Resisting arrest is very common and occurs any time a person interferes with or obstructs an officer’s attempt to make a legal arrest. In Illinois, it is usually charged as a misdemeanor. However, if there is an injury to the arresting officer, the offense rises to a felony. The charge of resisting arrest is defined at 720 ILCS 5/31-1:1 “A person commits the crime of resisting arrest if they knowingly resist or obstruct the performance by a peace officer, firefighter, or correctional institution employee of any authorized act within his or her official capacity.”

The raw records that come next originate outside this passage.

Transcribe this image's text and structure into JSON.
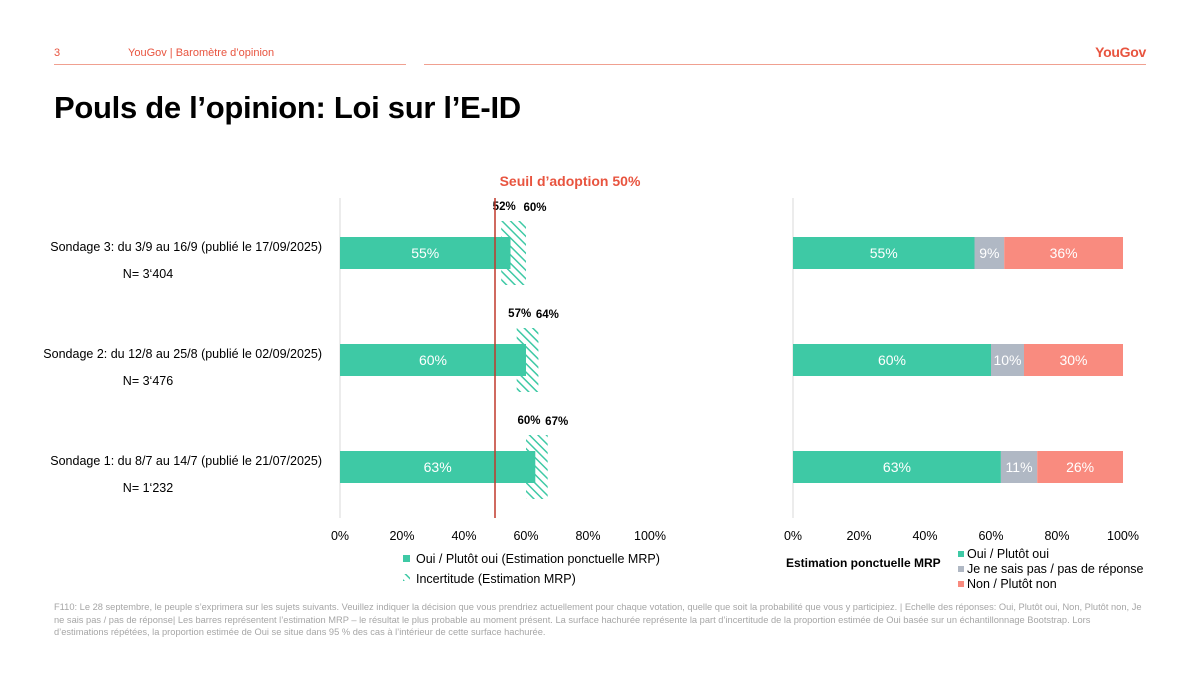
{
  "header": {
    "page_number": "3",
    "breadcrumb": "YouGov | Baromètre d’opinion",
    "logo": "YouGov"
  },
  "title": "Pouls de l’opinion: Loi sur l’E-ID",
  "footnote": "F110: Le 28 septembre, le peuple s’exprimera sur les sujets suivants. Veuillez indiquer la décision que vous prendriez actuellement pour chaque votation, quelle que soit la probabilité que vous y participiez. | Echelle des réponses: Oui, Plutôt oui, Non, Plutôt non, Je ne sais pas / pas de réponse| Les barres représentent l’estimation MRP – le résultat le plus probable au moment présent. La surface hachurée représente la part d’incertitude de la proportion estimée de Oui basée sur un échantillonnage Bootstrap. Lors d’estimations répétées, la proportion estimée de Oui se situe dans 95 % des cas à l’intérieur de cette surface hachurée.",
  "colors": {
    "oui": "#3ec9a5",
    "jsp": "#b0b8c4",
    "non": "#f98b7f",
    "threshold": "#c0392b",
    "accent": "#e8543f"
  },
  "chart_data": [
    {
      "type": "bar",
      "orientation": "horizontal",
      "annotation": "Seuil d’adoption 50%",
      "threshold": 50,
      "xlim": [
        0,
        100
      ],
      "x_ticks": [
        "0%",
        "20%",
        "40%",
        "60%",
        "80%",
        "100%"
      ],
      "categories": [
        {
          "label": "Sondage 3: du 3/9 au 16/9 (publié le 17/09/2025)",
          "n": "N= 3‘404"
        },
        {
          "label": "Sondage 2: du 12/8 au 25/8 (publié le 02/09/2025)",
          "n": "N= 3‘476"
        },
        {
          "label": "Sondage 1: du 8/7 au 14/7 (publié le 21/07/2025)",
          "n": "N= 1‘232"
        }
      ],
      "series": [
        {
          "name": "Oui / Plutôt oui (Estimation ponctuelle MRP)",
          "values": [
            55,
            60,
            63
          ]
        },
        {
          "name": "Incertitude (Estimation MRP)",
          "low": [
            52,
            57,
            60
          ],
          "high": [
            60,
            64,
            67
          ]
        }
      ],
      "legend_position": "bottom"
    },
    {
      "type": "bar",
      "orientation": "horizontal",
      "stacked": true,
      "xlim": [
        0,
        100
      ],
      "x_ticks": [
        "0%",
        "20%",
        "40%",
        "60%",
        "80%",
        "100%"
      ],
      "legend_title": "Estimation ponctuelle MRP",
      "series": [
        {
          "name": "Oui / Plutôt oui",
          "values": [
            55,
            60,
            63
          ]
        },
        {
          "name": "Je ne sais pas / pas de réponse",
          "values": [
            9,
            10,
            11
          ]
        },
        {
          "name": "Non / Plutôt non",
          "values": [
            36,
            30,
            26
          ]
        }
      ],
      "legend_position": "bottom"
    }
  ]
}
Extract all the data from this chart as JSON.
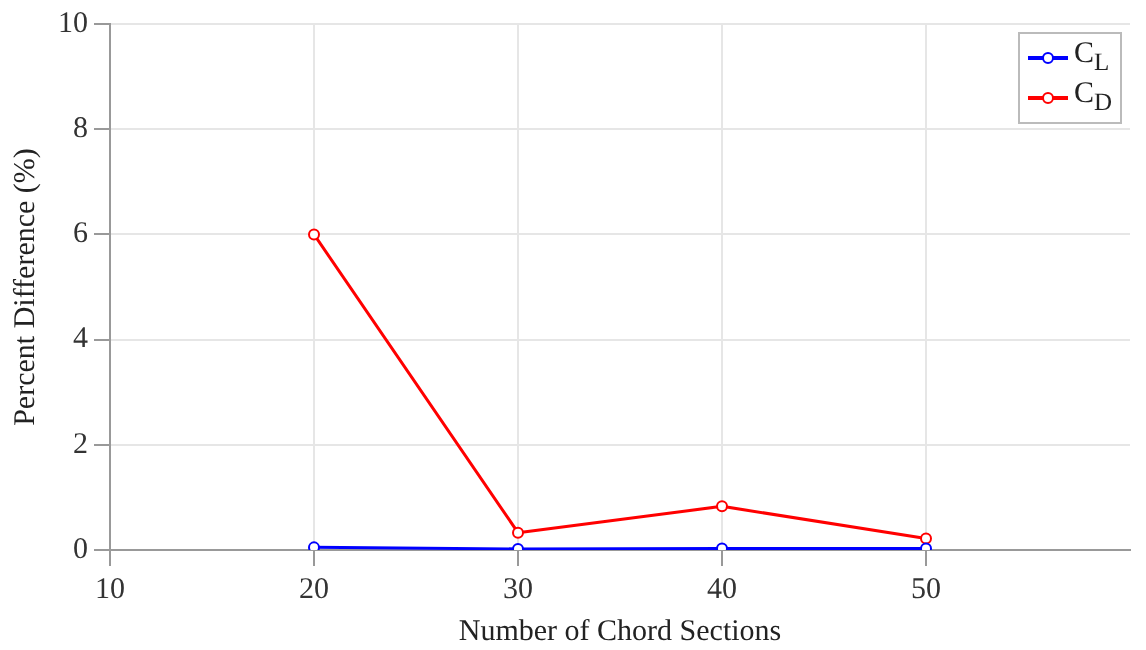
{
  "chart_data": {
    "type": "line",
    "xlabel": "Number of Chord Sections",
    "ylabel": "Percent Difference (%)",
    "x": [
      20,
      30,
      40,
      50
    ],
    "series": [
      {
        "name": "C$_{L}$",
        "color": "#0000ff",
        "values": [
          0.05,
          0.02,
          0.03,
          0.03
        ]
      },
      {
        "name": "C$_{D}$",
        "color": "#ff0000",
        "values": [
          6.0,
          0.33,
          0.83,
          0.22
        ]
      }
    ],
    "xlim": [
      10,
      60
    ],
    "xticks": [
      10,
      20,
      30,
      40,
      50
    ],
    "ylim": [
      0,
      10
    ],
    "yticks": [
      0,
      2,
      4,
      6,
      8,
      10
    ],
    "grid": true,
    "legend": "top right",
    "marker": "circle",
    "line_style": "solid"
  }
}
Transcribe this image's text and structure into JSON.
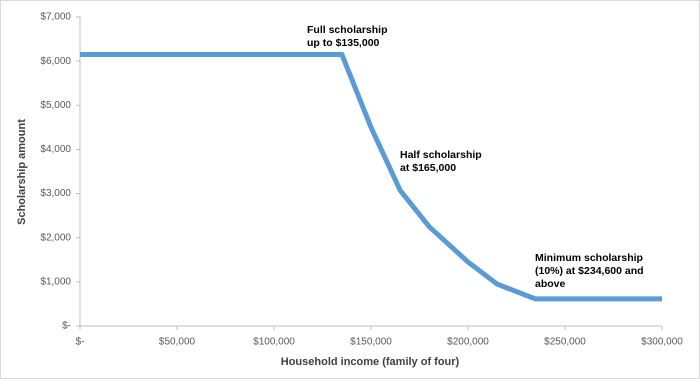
{
  "chart_data": {
    "type": "line",
    "x_label": "Household income (family of four)",
    "y_label": "Scholarship amount",
    "series": [
      {
        "name": "Scholarship",
        "color": "#5b9bd5",
        "x": [
          0,
          135000,
          150000,
          165000,
          180000,
          200000,
          215000,
          234600,
          300000
        ],
        "values": [
          6150,
          6150,
          4500,
          3075,
          2250,
          1450,
          950,
          615,
          615
        ]
      }
    ],
    "xlim": [
      0,
      300000
    ],
    "xticks": [
      {
        "value": 0,
        "label": "$-"
      },
      {
        "value": 50000,
        "label": "$50,000"
      },
      {
        "value": 100000,
        "label": "$100,000"
      },
      {
        "value": 150000,
        "label": "$150,000"
      },
      {
        "value": 200000,
        "label": "$200,000"
      },
      {
        "value": 250000,
        "label": "$250,000"
      },
      {
        "value": 300000,
        "label": "$300,000"
      }
    ],
    "ylim": [
      0,
      7000
    ],
    "yticks": [
      {
        "value": 0,
        "label": "$-"
      },
      {
        "value": 1000,
        "label": "$1,000"
      },
      {
        "value": 2000,
        "label": "$2,000"
      },
      {
        "value": 3000,
        "label": "$3,000"
      },
      {
        "value": 4000,
        "label": "$4,000"
      },
      {
        "value": 5000,
        "label": "$5,000"
      },
      {
        "value": 6000,
        "label": "$6,000"
      },
      {
        "value": 7000,
        "label": "$7,000"
      }
    ],
    "grid": false,
    "annotations": [
      [
        "Full scholarship",
        "up to $135,000"
      ],
      [
        "Half scholarship",
        "at $165,000"
      ],
      [
        "Minimum scholarship",
        "(10%) at $234,600 and",
        "above"
      ]
    ]
  }
}
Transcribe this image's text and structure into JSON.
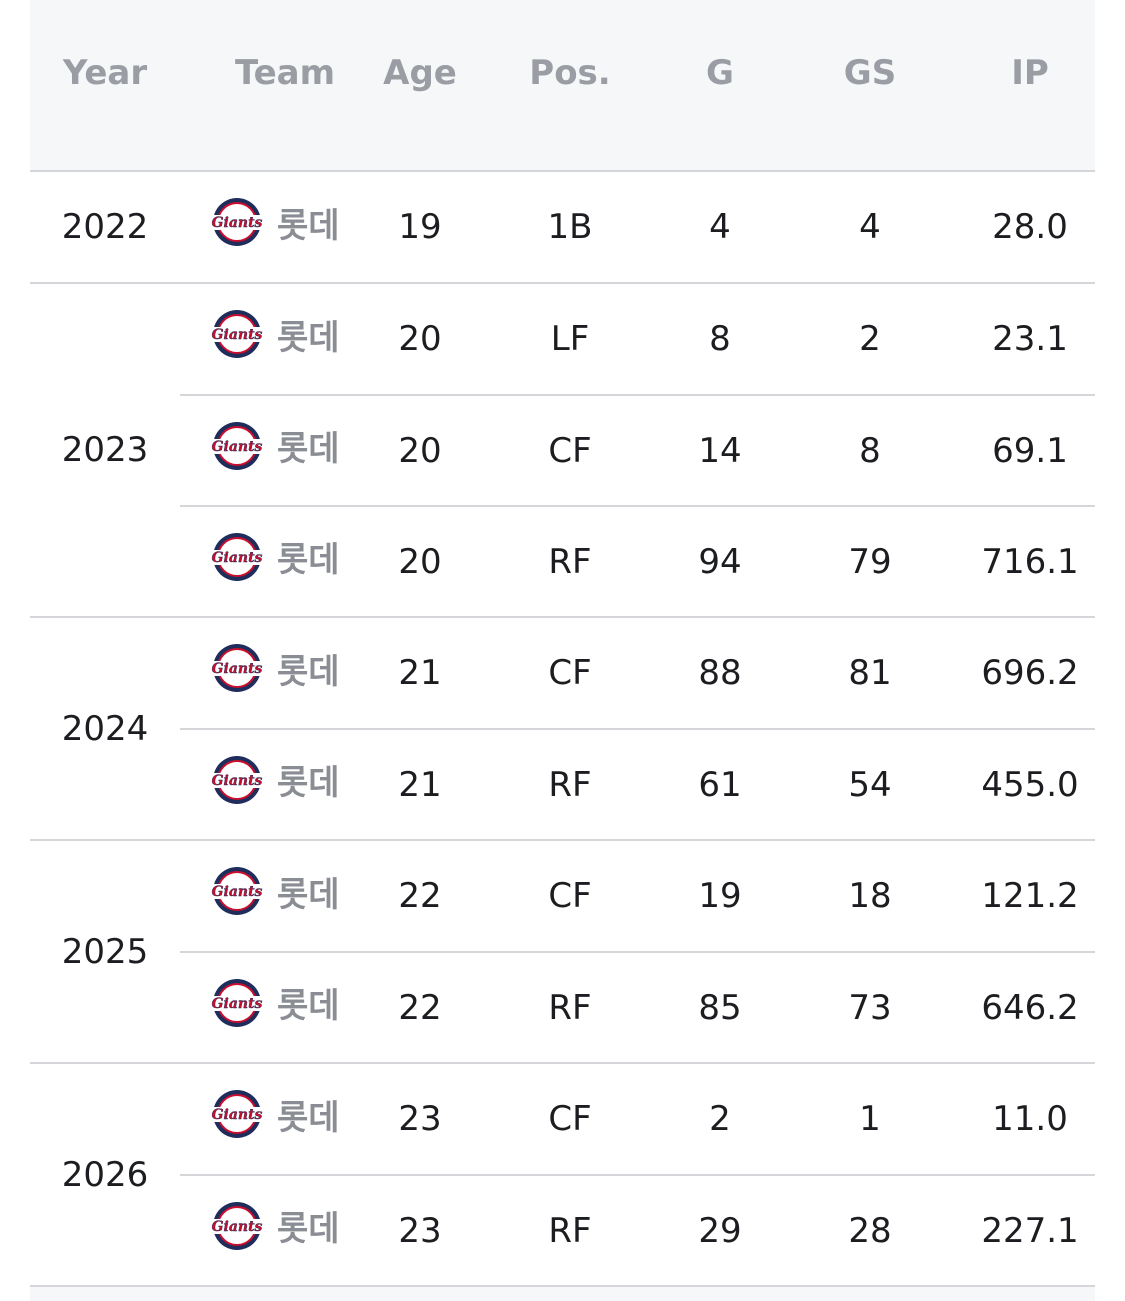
{
  "headers": {
    "year": "Year",
    "team": "Team",
    "age": "Age",
    "pos": "Pos.",
    "g": "G",
    "gs": "GS",
    "ip": "IP"
  },
  "groups": [
    {
      "year": "2022",
      "rows": [
        {
          "team": "롯데",
          "logo": "giants-logo-classic",
          "age": "19",
          "pos": "1B",
          "g": "4",
          "gs": "4",
          "ip": "28.0"
        }
      ]
    },
    {
      "year": "2023",
      "rows": [
        {
          "team": "롯데",
          "logo": "giants-logo",
          "age": "20",
          "pos": "LF",
          "g": "8",
          "gs": "2",
          "ip": "23.1"
        },
        {
          "team": "롯데",
          "logo": "giants-logo",
          "age": "20",
          "pos": "CF",
          "g": "14",
          "gs": "8",
          "ip": "69.1"
        },
        {
          "team": "롯데",
          "logo": "giants-logo",
          "age": "20",
          "pos": "RF",
          "g": "94",
          "gs": "79",
          "ip": "716.1"
        }
      ]
    },
    {
      "year": "2024",
      "rows": [
        {
          "team": "롯데",
          "logo": "giants-logo",
          "age": "21",
          "pos": "CF",
          "g": "88",
          "gs": "81",
          "ip": "696.2"
        },
        {
          "team": "롯데",
          "logo": "giants-logo",
          "age": "21",
          "pos": "RF",
          "g": "61",
          "gs": "54",
          "ip": "455.0"
        }
      ]
    },
    {
      "year": "2025",
      "rows": [
        {
          "team": "롯데",
          "logo": "giants-logo",
          "age": "22",
          "pos": "CF",
          "g": "19",
          "gs": "18",
          "ip": "121.2"
        },
        {
          "team": "롯데",
          "logo": "giants-logo",
          "age": "22",
          "pos": "RF",
          "g": "85",
          "gs": "73",
          "ip": "646.2"
        }
      ]
    },
    {
      "year": "2026",
      "rows": [
        {
          "team": "롯데",
          "logo": "giants-logo",
          "age": "23",
          "pos": "CF",
          "g": "2",
          "gs": "1",
          "ip": "11.0"
        },
        {
          "team": "롯데",
          "logo": "giants-logo",
          "age": "23",
          "pos": "RF",
          "g": "29",
          "gs": "28",
          "ip": "227.1"
        }
      ]
    }
  ],
  "colors": {
    "header_bg": "#f6f7f9",
    "header_text": "#9a9da3",
    "divider": "#d4d6da",
    "text": "#1c1d20",
    "team_text": "#8a8d93",
    "logo_navy": "#1f2d5c",
    "logo_red": "#c8102e"
  }
}
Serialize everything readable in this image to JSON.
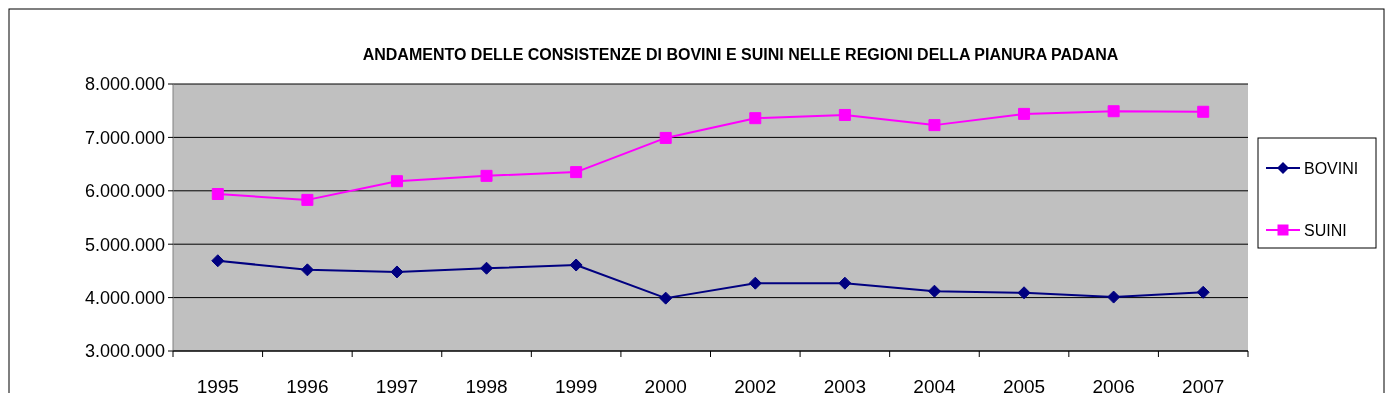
{
  "chart_data": {
    "type": "line",
    "title": "ANDAMENTO DELLE CONSISTENZE DI BOVINI E SUINI NELLE REGIONI DELLA PIANURA PADANA",
    "categories": [
      "1995",
      "1996",
      "1997",
      "1998",
      "1999",
      "2000",
      "2002",
      "2003",
      "2004",
      "2005",
      "2006",
      "2007"
    ],
    "series": [
      {
        "name": "BOVINI",
        "color": "#000080",
        "marker": "diamond",
        "values": [
          4690000,
          4520000,
          4480000,
          4550000,
          4610000,
          3990000,
          4270000,
          4270000,
          4120000,
          4090000,
          4010000,
          4100000
        ]
      },
      {
        "name": "SUINI",
        "color": "#ff00ff",
        "marker": "square",
        "values": [
          5940000,
          5830000,
          6180000,
          6280000,
          6350000,
          6990000,
          7360000,
          7420000,
          7230000,
          7440000,
          7490000,
          7480000
        ]
      }
    ],
    "ylim": [
      3000000,
      8000000
    ],
    "yticks": [
      {
        "value": 3000000,
        "label": "3.000.000"
      },
      {
        "value": 4000000,
        "label": "4.000.000"
      },
      {
        "value": 5000000,
        "label": "5.000.000"
      },
      {
        "value": 6000000,
        "label": "6.000.000"
      },
      {
        "value": 7000000,
        "label": "7.000.000"
      },
      {
        "value": 8000000,
        "label": "8.000.000"
      }
    ],
    "grid": "y",
    "legend": "right",
    "line_style": "solid"
  }
}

While the most classic examples of resisting arrest are fleeing from the scene or engaging the arresting officer physically, the statute is worded broadly and encompasses a wide variety of behaviors. For example, you can be arrested simply for refusing to put your hands behind your back, refusing to lay on the ground, refusing to put your hands on the squad car, or refusing to clear the scene of a crime when ordered to do so.
Resisting arrest is also a difficult charge to escape; even if the underlying charge against the defendant is dropped, resisting arrest is an independent charge and will remain. Thus, it is not a defense to resisting arrest that the underlying charge was dismissed. Further, a conviction for resisting arrest can even lengthen a person’s sentence if they are ever convicted of a future offense. Possible punishment for resisting arrest is a Class A misdemeanor in Illinois and is punishable by up to one year in prison and up to a $2,500 fine. If the police officer is injured during the incident, the charge rises to a Class 4 felony and is punishable by up to three years in prison and up to a fine of up to $25,000.
Defending against Charges
There are a few defenses available to someone charged with resisting arrest, most notably self-defense and unlawful arrest. A defense of self-defense requires the defendant to show that the law enforcement officer was acting unjustifiably violently and that the defendant used the force reasonably necessary to protect himself. Because a charge of resisting arrest can be levied only if the officer was making a legal arrest, another common defense is to challenge the legality of the arrest either by asserting that it was not pursuant to a warrant or that the officer lacked probable cause.